R – What Is It?

I have blogged often on the subject of R, but have not previously addressed what R is and why you should use it. In the blog post, I will set out what R is, why you should use R and how you can learn R.

What Is R?

R is a powerful tool for statistical programming statistics and graphics. There are lots of software available which can do all of these things: spreadsheet applications like Excel; point-and-click applications like SPSS; data mining applications like SSAS; and so on. But what sets R apart from applications like those listed?

R is a free and open source application. Because it is free you don’t have to worry about subscription fees, usage caps or licence managers. Just as importantly, R is open. You can inspect the source code and tinker with it as much as you want.

Leading academics and researchers use R to develop latest methods in statistics, machine learning and predictive modelling. These methods are stored in packages which can be accessed by anyone for free! There are thousands of packages available to download and use.

R is an interactive language. In R you do analysis by writing functions and scripts, not by pointing and clicking. As an interactive language (as opposed to a data-in-data-out black box), R promotes experimentation and exploration, which improves data analysis and sometimes leads to discoveries that would not have been made otherwise. Scripts document all your work, from data access to reporting, which can be re-run at any time.This makes it easier to update results when the data changes. Scripts also make it easy to automate a sequence of taks that can be integrated into other processes, such as an ETL.

One of the design principles of R was that visualtision of data through charts and graphs is an essential part of data analysis.
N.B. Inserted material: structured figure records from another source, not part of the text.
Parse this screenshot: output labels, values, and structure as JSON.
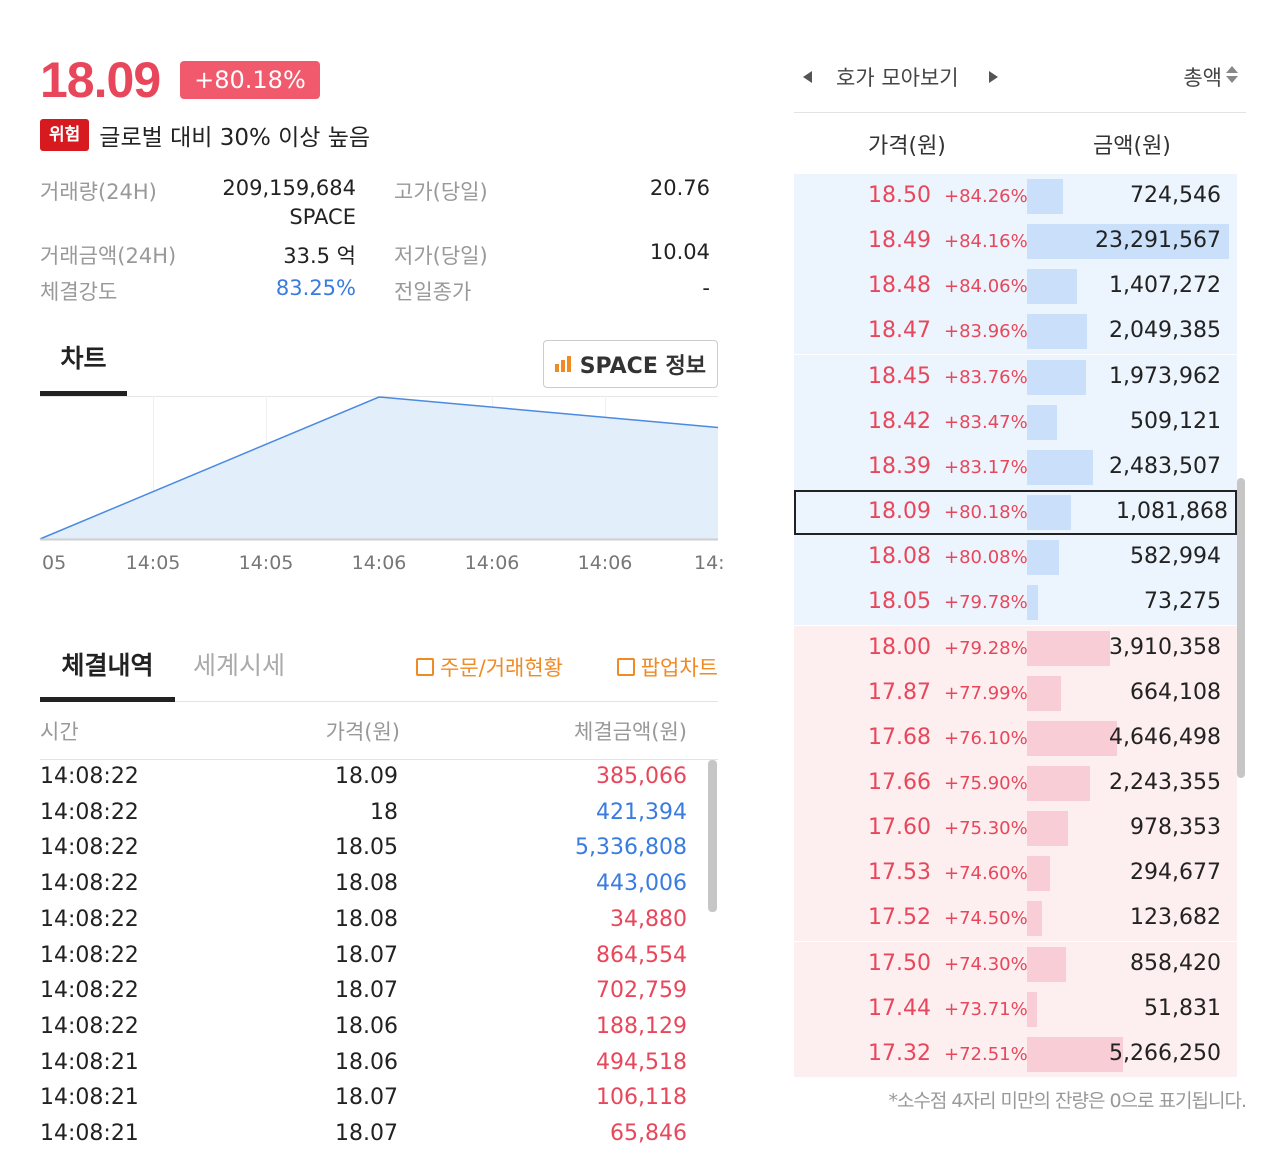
{
  "header": {
    "price": "18.09",
    "change": "+80.18%",
    "warning_badge": "위험",
    "warning_text": "글로벌 대비 30% 이상 높음"
  },
  "stats": {
    "volume_label": "거래량(24H)",
    "volume_value": "209,159,684",
    "volume_unit": "SPACE",
    "high_label": "고가(당일)",
    "high_value": "20.76",
    "turnover_label": "거래금액(24H)",
    "turnover_value": "33.5 억",
    "low_label": "저가(당일)",
    "low_value": "10.04",
    "strength_label": "체결강도",
    "strength_value": "83.25%",
    "prev_close_label": "전일종가",
    "prev_close_value": "-"
  },
  "chart_tab": {
    "label": "차트",
    "info_button": "SPACE 정보"
  },
  "chart_data": {
    "type": "area",
    "x_ticks": [
      "05",
      "14:05",
      "14:05",
      "14:06",
      "14:06",
      "14:06",
      "14:"
    ],
    "series": [
      {
        "values": [
          0.0,
          1.0,
          0.78
        ]
      }
    ],
    "grid": true,
    "color": "#4a8ae0",
    "fill": "#e3eefb"
  },
  "trades_tabs": {
    "trades": "체결내역",
    "world": "세계시세",
    "orders_link": "주문/거래현황",
    "popup_link": "팝업차트"
  },
  "trades_header": {
    "time": "시간",
    "price": "가격(원)",
    "amount": "체결금액(원)"
  },
  "trades": [
    {
      "time": "14:08:22",
      "price": "18.09",
      "amount": "385,066",
      "side": "red"
    },
    {
      "time": "14:08:22",
      "price": "18",
      "amount": "421,394",
      "side": "blue"
    },
    {
      "time": "14:08:22",
      "price": "18.05",
      "amount": "5,336,808",
      "side": "blue"
    },
    {
      "time": "14:08:22",
      "price": "18.08",
      "amount": "443,006",
      "side": "blue"
    },
    {
      "time": "14:08:22",
      "price": "18.08",
      "amount": "34,880",
      "side": "red"
    },
    {
      "time": "14:08:22",
      "price": "18.07",
      "amount": "864,554",
      "side": "red"
    },
    {
      "time": "14:08:22",
      "price": "18.07",
      "amount": "702,759",
      "side": "red"
    },
    {
      "time": "14:08:22",
      "price": "18.06",
      "amount": "188,129",
      "side": "red"
    },
    {
      "time": "14:08:21",
      "price": "18.06",
      "amount": "494,518",
      "side": "red"
    },
    {
      "time": "14:08:21",
      "price": "18.07",
      "amount": "106,118",
      "side": "red"
    },
    {
      "time": "14:08:21",
      "price": "18.07",
      "amount": "65,846",
      "side": "red"
    }
  ],
  "orderbook": {
    "title": "호가 모아보기",
    "sort_label": "총액",
    "price_header": "가격(원)",
    "amount_header": "금액(원)",
    "footnote": "*소수점 4자리 미만의 잔량은 0으로 표기됩니다.",
    "colors": {
      "ask_bg": "#ecf4fd",
      "bid_bg": "#fdeef0",
      "up": "#e8475b",
      "down": "#3a7be0"
    },
    "asks": [
      {
        "price": "18.50",
        "pct": "+84.26%",
        "amount": "724,546",
        "level": 724546
      },
      {
        "price": "18.49",
        "pct": "+84.16%",
        "amount": "23,291,567",
        "level": 23291567
      },
      {
        "price": "18.48",
        "pct": "+84.06%",
        "amount": "1,407,272",
        "level": 1407272
      },
      {
        "price": "18.47",
        "pct": "+83.96%",
        "amount": "2,049,385",
        "level": 2049385
      },
      {
        "price": "18.45",
        "pct": "+83.76%",
        "amount": "1,973,962",
        "level": 1973962
      },
      {
        "price": "18.42",
        "pct": "+83.47%",
        "amount": "509,121",
        "level": 509121
      },
      {
        "price": "18.39",
        "pct": "+83.17%",
        "amount": "2,483,507",
        "level": 2483507
      },
      {
        "price": "18.09",
        "pct": "+80.18%",
        "amount": "1,081,868",
        "level": 1081868,
        "current": true
      },
      {
        "price": "18.08",
        "pct": "+80.08%",
        "amount": "582,994",
        "level": 582994
      },
      {
        "price": "18.05",
        "pct": "+79.78%",
        "amount": "73,275",
        "level": 73275
      }
    ],
    "bids": [
      {
        "price": "18.00",
        "pct": "+79.28%",
        "amount": "3,910,358",
        "level": 3910358
      },
      {
        "price": "17.87",
        "pct": "+77.99%",
        "amount": "664,108",
        "level": 664108
      },
      {
        "price": "17.68",
        "pct": "+76.10%",
        "amount": "4,646,498",
        "level": 4646498
      },
      {
        "price": "17.66",
        "pct": "+75.90%",
        "amount": "2,243,355",
        "level": 2243355
      },
      {
        "price": "17.60",
        "pct": "+75.30%",
        "amount": "978,353",
        "level": 978353
      },
      {
        "price": "17.53",
        "pct": "+74.60%",
        "amount": "294,677",
        "level": 294677
      },
      {
        "price": "17.52",
        "pct": "+74.50%",
        "amount": "123,682",
        "level": 123682
      },
      {
        "price": "17.50",
        "pct": "+74.30%",
        "amount": "858,420",
        "level": 858420
      },
      {
        "price": "17.44",
        "pct": "+73.71%",
        "amount": "51,831",
        "level": 51831
      },
      {
        "price": "17.32",
        "pct": "+72.51%",
        "amount": "5,266,250",
        "level": 5266250
      }
    ]
  }
}
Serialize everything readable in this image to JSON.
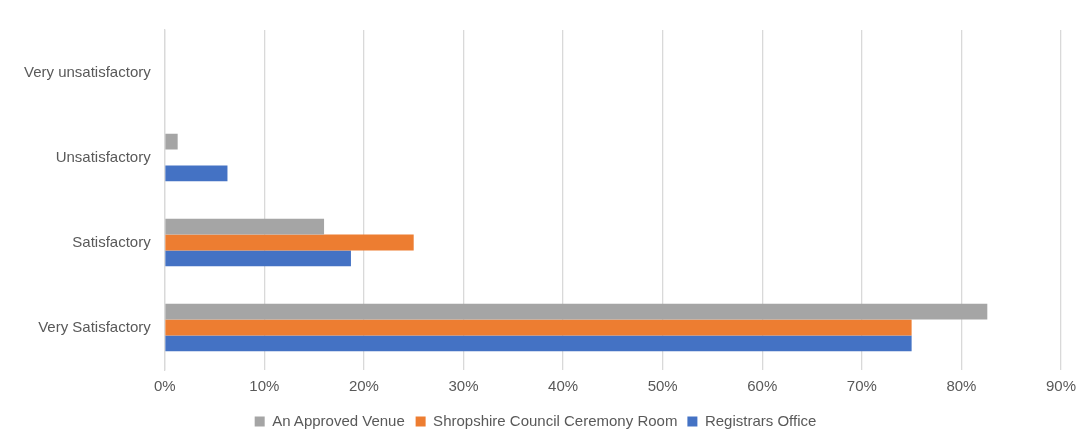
{
  "chart_data": {
    "type": "bar",
    "orientation": "horizontal",
    "categories": [
      "Very unsatisfactory",
      "Unsatisfactory",
      "Satisfactory",
      "Very Satisfactory"
    ],
    "series": [
      {
        "name": "An Approved Venue",
        "color": "#a5a5a5",
        "values": [
          0,
          1.3,
          16,
          82.6
        ]
      },
      {
        "name": "Shropshire Council Ceremony Room",
        "color": "#ed7d31",
        "values": [
          0,
          0,
          25,
          75
        ]
      },
      {
        "name": "Registrars Office",
        "color": "#4472c4",
        "values": [
          0,
          6.3,
          18.7,
          75
        ]
      }
    ],
    "xlim": [
      0,
      90
    ],
    "xticks": [
      {
        "value": 0,
        "label": "0%"
      },
      {
        "value": 10,
        "label": "10%"
      },
      {
        "value": 20,
        "label": "20%"
      },
      {
        "value": 30,
        "label": "30%"
      },
      {
        "value": 40,
        "label": "40%"
      },
      {
        "value": 50,
        "label": "50%"
      },
      {
        "value": 60,
        "label": "60%"
      },
      {
        "value": 70,
        "label": "70%"
      },
      {
        "value": 80,
        "label": "80%"
      },
      {
        "value": 90,
        "label": "90%"
      }
    ],
    "grid": "x",
    "legend": "bottom"
  }
}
As a result, it has excellent tools for creating graphics, from staples like bar charts to brand new graphics of your own design.

With R you are not restricted to choosing a rigid set of routines and procedures. YOu can use code and packages contributed by others in the community, or extend R with your own functions and packages. R is also excellent for mash-ups with other applications. For example you can build it into your SSIS routine, or take advantage of the new integration in SQL Server 2016.

We’ve covered, briefly, what R is. But why do you want to use it?

Why Use R?

There is a vibrant community built around R. With thousands of contributors and millions of users around the worldif you have a question about R chances are someone has answered it, or can answer it.

It is quickly becoming an integral part of the Microsoft BI stack. Since Microsoft’s acquisition of Revolution Analytics, R has been featuring in the more recent releases in the Microsoft BI world. From Power BI to SQL Server, Visual Studio to Azure ML; R is becoming an integral component of the BI stack.

Where can you learn R?

There are various books and online courses on R which can be used to quickly skill you up in this powerful language. These are some which I recommend:

EdX: Introduction to R for Data Science

Book: R Cookbook by Paul Teetor

Book: R Programming for Data Science by Roger Peng

Here, at Adatis, we run internal R training courses which mean that all of our employees have the opportunity to learn from internal subject matter experts and improve their knowledge and skills.

You can also try out the R tutor from Revolution Analytics, which is a package built for R.